The 8N1 frame format, which is the default configuration with a fixed baud rate, is described in Figure
25.
D0 D1 D2 D3 D4 D5 D6 D7
Start of 1-Byte
transfer
Start Bit
(Always 0)
Possible Start of
next transfer
Stop Bit
(Always 1)
t
bit
= 1/(Baudrate)
Normal Transfer, 8N1
Figure 25: Description of the UART default frame format (8N1) with a fixed baud rate
1.9.2.2 UART signal behavior
See Table 5 for a description of operating modes and states referred to in this section.
At the switch-on of the module, before the initialization of the UART interface as described in the
power-on sequence detailed in Figure 18, each pin is first tri-stated and then is set to its specific
internal reset state that is reported in the pin description table in the LISA-U2 series Data Sheet [1].
At the end of the boot sequence, the UART interface is initialized, the module is by default in active
mode and the UART interface is enabled.
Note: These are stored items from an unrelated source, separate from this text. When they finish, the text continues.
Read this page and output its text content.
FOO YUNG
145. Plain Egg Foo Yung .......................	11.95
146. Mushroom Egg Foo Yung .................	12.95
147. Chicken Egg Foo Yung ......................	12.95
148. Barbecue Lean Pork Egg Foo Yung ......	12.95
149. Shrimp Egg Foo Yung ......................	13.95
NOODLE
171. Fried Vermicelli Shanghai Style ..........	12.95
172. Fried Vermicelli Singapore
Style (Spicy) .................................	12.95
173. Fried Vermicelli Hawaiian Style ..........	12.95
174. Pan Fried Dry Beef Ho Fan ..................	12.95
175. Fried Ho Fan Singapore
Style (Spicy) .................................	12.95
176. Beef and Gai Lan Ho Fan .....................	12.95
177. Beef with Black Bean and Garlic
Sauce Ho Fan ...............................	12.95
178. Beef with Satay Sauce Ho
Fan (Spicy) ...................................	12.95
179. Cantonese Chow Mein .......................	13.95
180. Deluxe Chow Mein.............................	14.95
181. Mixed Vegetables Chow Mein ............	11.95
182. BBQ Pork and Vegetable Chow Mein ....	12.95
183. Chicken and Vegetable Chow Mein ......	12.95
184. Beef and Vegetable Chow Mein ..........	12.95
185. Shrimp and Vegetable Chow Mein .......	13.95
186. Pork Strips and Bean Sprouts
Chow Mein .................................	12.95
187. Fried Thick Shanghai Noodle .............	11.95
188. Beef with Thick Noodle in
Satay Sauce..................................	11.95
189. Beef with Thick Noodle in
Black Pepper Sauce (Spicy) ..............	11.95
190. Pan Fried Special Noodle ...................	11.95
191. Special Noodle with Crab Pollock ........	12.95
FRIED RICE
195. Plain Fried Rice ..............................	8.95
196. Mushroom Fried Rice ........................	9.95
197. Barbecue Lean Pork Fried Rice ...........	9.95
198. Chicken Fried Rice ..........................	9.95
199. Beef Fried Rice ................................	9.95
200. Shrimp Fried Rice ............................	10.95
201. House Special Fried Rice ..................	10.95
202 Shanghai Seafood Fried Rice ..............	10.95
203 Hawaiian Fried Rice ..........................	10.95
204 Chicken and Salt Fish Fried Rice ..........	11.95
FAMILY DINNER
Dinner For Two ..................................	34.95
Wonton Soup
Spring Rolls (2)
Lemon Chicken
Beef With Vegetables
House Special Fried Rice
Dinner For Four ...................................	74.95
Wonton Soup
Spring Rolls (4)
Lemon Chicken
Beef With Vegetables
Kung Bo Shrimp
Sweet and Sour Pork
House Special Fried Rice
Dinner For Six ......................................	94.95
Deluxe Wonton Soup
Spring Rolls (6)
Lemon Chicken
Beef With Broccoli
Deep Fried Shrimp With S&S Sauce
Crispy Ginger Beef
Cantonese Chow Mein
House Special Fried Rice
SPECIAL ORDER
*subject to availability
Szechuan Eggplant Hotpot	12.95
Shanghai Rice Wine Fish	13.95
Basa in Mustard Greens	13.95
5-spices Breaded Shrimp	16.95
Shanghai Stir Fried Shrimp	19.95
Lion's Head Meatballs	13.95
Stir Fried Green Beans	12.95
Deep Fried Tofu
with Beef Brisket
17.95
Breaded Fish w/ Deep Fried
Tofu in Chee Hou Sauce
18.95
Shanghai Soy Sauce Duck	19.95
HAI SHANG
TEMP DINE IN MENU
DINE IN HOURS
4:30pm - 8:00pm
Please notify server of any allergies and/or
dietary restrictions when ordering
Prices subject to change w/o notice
The configuration and the behavior of the UART signals after
the boot sequence are described below.
☞ For a complete description of data and command mode, see the u-blox AT Commands Manual [2].
RxD signal behavior
The module data output line (RxD) is set by default to OFF state (high level) at UART initialization. The
module holds RxD in OFF state until no data is transmitted by the module.